中国の禅僧画家・牧谿法常の筆によって描かれた墨絵。牧谿は室町・戦国期の日本で高い評価を得ていた画家であり、その絵は唐絵の最高のものとして珍重された。また「寒山」と「拾得」は、中国の唐の時代にいたという非僧非俗の風狂の徒で、その生き方に憧れた禅僧らによって格好の画題とされてきた。
長尾為景への贈り物
この牧谿筆「寒山拾得図」は大永五年(1525)四月、相模小田原の北条氏綱から越後の長尾為景に贈られた。

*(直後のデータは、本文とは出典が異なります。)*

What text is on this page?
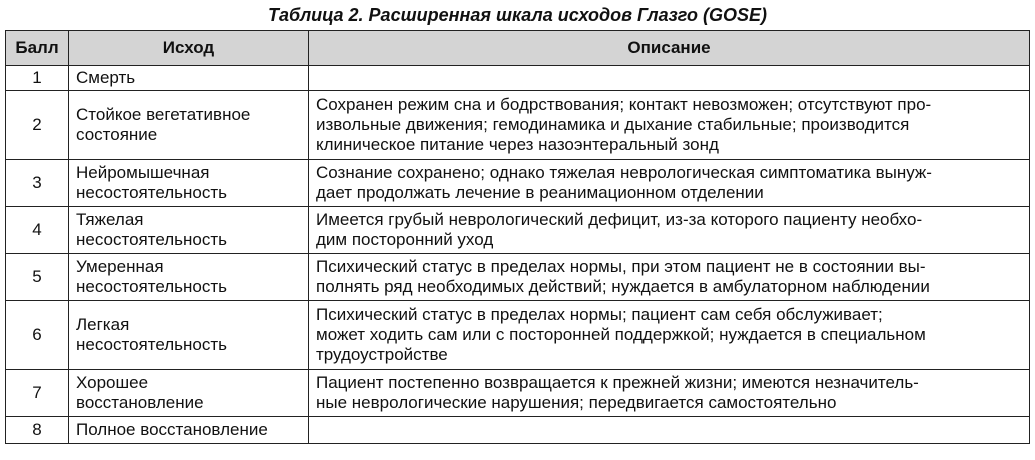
Таблица 2. Расширенная шкала исходов Глазго (GOSE)
Балл	Исход	Описание
1	Смерть	

2	Стойкое вегетативное
состояние	Сохранен режим сна и бодрствования; контакт невозможен; отсутствуют про-
извольные движения; гемодинамика и дыхание стабильные; производится
клиническое питание через назоэнтеральный зонд

3	Нейромышечная
несостоятельность	Сознание сохранено; однако тяжелая неврологическая симптоматика вынуж-
дает продолжать лечение в реанимационном отделении

4	Тяжелая
несостоятельность	Имеется грубый неврологический дефицит, из-за которого пациенту необхо-
дим посторонний уход

5	Умеренная
несостоятельность	Психический статус в пределах нормы, при этом пациент не в состоянии вы-
полнять ряд необходимых действий; нуждается в амбулаторном наблюдении

6	Легкая
несостоятельность	Психический статус в пределах нормы; пациент сам себя обслуживает;
может ходить сам или с посторонней поддержкой; нуждается в специальном
трудоустройстве

7	Хорошее
восстановление	Пациент постепенно возвращается к прежней жизни; имеются незначитель-
ные неврологические нарушения; передвигается самостоятельно

8	Полное восстановление	
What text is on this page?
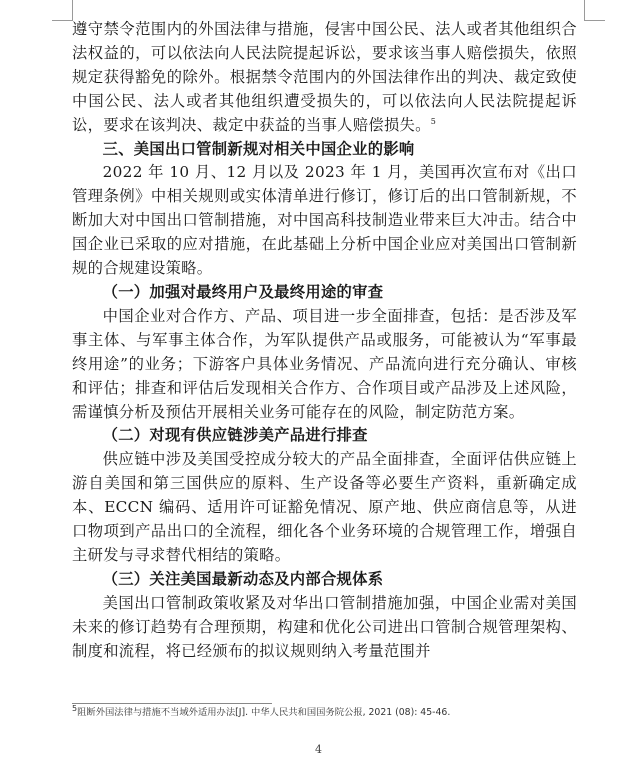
遵守禁令范围内的外国法律与措施，侵害中国公民、法人或者其他组织合法权益的，可以依法向人民法院提起诉讼，要求该当事人赔偿损失，依照规定获得豁免的除外。根据禁令范围内的外国法律作出的判决、裁定致使中国公民、法人或者其他组织遭受损失的，可以依法向人民法院提起诉讼，要求在该判决、裁定中获益的当事人赔偿损失。$^5$

三、美国出口管制新规对相关中国企业的影响

2022 年 10 月、12 月以及 2023 年 1 月，美国再次宣布对《出口管理条例》中相关规则或实体清单进行修订，修订后的出口管制新规，不断加大对中国出口管制措施，对中国高科技制造业带来巨大冲击。结合中国企业已采取的应对措施，在此基础上分析中国企业应对美国出口管制新规的合规建设策略。

（一）加强对最终用户及最终用途的审查

中国企业对合作方、产品、项目进一步全面排查，包括：是否涉及军事主体、与军事主体合作，为军队提供产品或服务，可能被认为“军事最终用途”的业务；下游客户具体业务情况、产品流向进行充分确认、审核和评估；排查和评估后发现相关合作方、合作项目或产品涉及上述风险，需谨慎分析及预估开展相关业务可能存在的风险，制定防范方案。

（二）对现有供应链涉美产品进行排查

供应链中涉及美国受控成分较大的产品全面排查，全面评估供应链上游自美国和第三国供应的原料、生产设备等必要生产资料，重新确定成本、ECCN 编码、适用许可证豁免情况、原产地、供应商信息等，从进口物项到产品出口的全流程，细化各个业务环境的合规管理工作，增强自主研发与寻求替代相结的策略。

（三）关注美国最新动态及内部合规体系

美国出口管制政策收紧及对华出口管制措施加强，中国企业需对美国未来的修订趋势有合理预期，构建和优化公司进出口管制合规管理架构、制度和流程，将已经颁布的拟议规则纳入考量范围并

5阻断外国法律与措施不当域外适用办法[J]. 中华人民共和国国务院公报, 2021 (08): 45-46.
4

その際の書状に「和尚(牧谿)の寒山ニ幅一対、これを進らせ候。哀れ御意に合い候らえかなと存ぜしめ候。前に御物の由承り及び候。外題は能阿弥これを仕り候」とある。この絵はかつて室町将軍家の御物であり、外題(タイトルバック)は、足利義政の同朋衆・能阿弥の筆によるものであった。
北条氏と長尾氏の交渉
当時、北条氏綱は山内・扇谷の両上杉氏と敵対しており、北条氏は戦略上の観点から両氏の北に位置する越後長尾氏との同盟締結を模索していた。大永四年(1524)、氏綱は為景のもとに使者を派遣し、「寒山拾得図」とは別の牧谿の絵を贈っている。しかし、為景はこの絵を気に入らずに受け取らなかったらしい。

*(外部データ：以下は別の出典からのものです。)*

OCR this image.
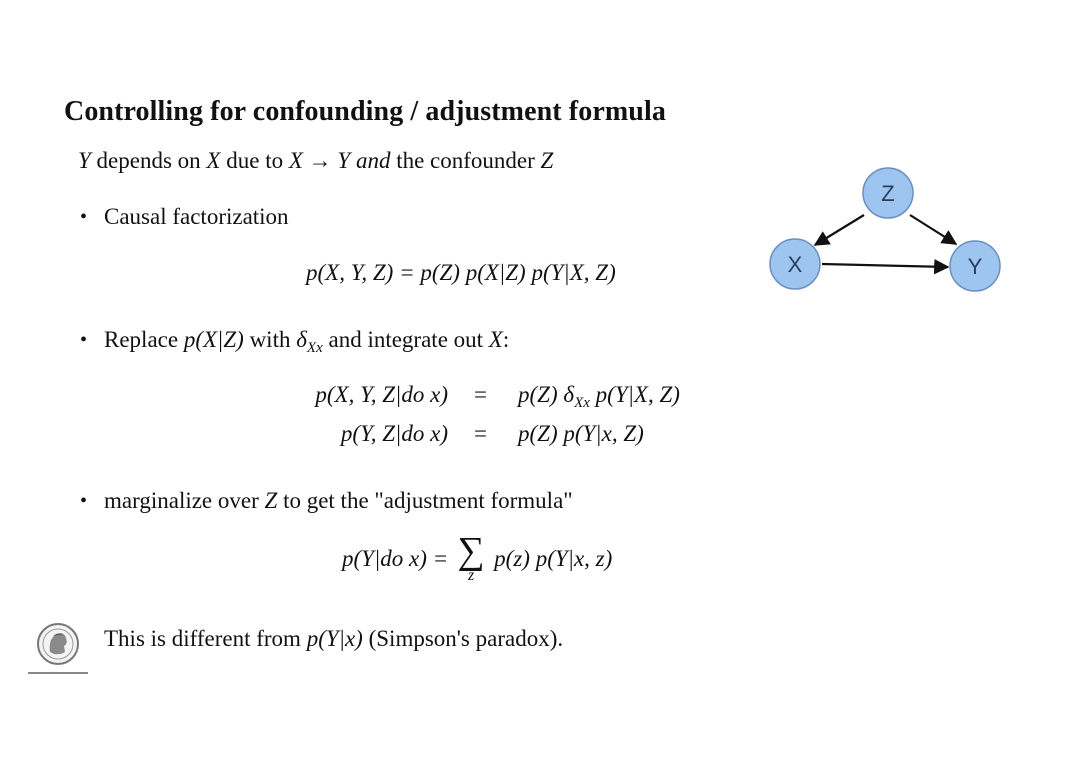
Controlling for confounding / adjustment formula
Y depends on X due to X → Y and the confounder Z
• Causal factorization
p(X, Y, Z) = p(Z) p(X|Z) p(Y|X, Z)
• Replace p(X|Z) with $\delta_{Xx}$ and integrate out X:
p(X, Y, Z|do x) = p(Z) $\delta_{Xx}$ p(Y|X, Z)
p(Y, Z|do x) = p(Z) p(Y|x, Z)
• marginalize over Z to get the "adjustment formula"
p(Y|do x) = ∑
z
p(z) p(Y|x, z)
This is different from p(Y|x) (Simpson's paradox).
Z
X	Y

同年十一月、氏綱は蜜柑や酒樽とともに、今度は「横絵」を贈ることを約束する書状を為景に送っている。こうしたことが背景にあって、前述の「寒山拾得図」が為景のもとに届けられたのである。
北条氏の蒐集力
それにしても最初の牧谿の絵が突返されてから約1年で、北条氏綱は当時最高級のブランドであった牧谿の絵を(しかも「横絵」という指定で)新たに入手したことになる。北条氏は、絵画収集において相当に強力なルートを持っていたことがうかがえる。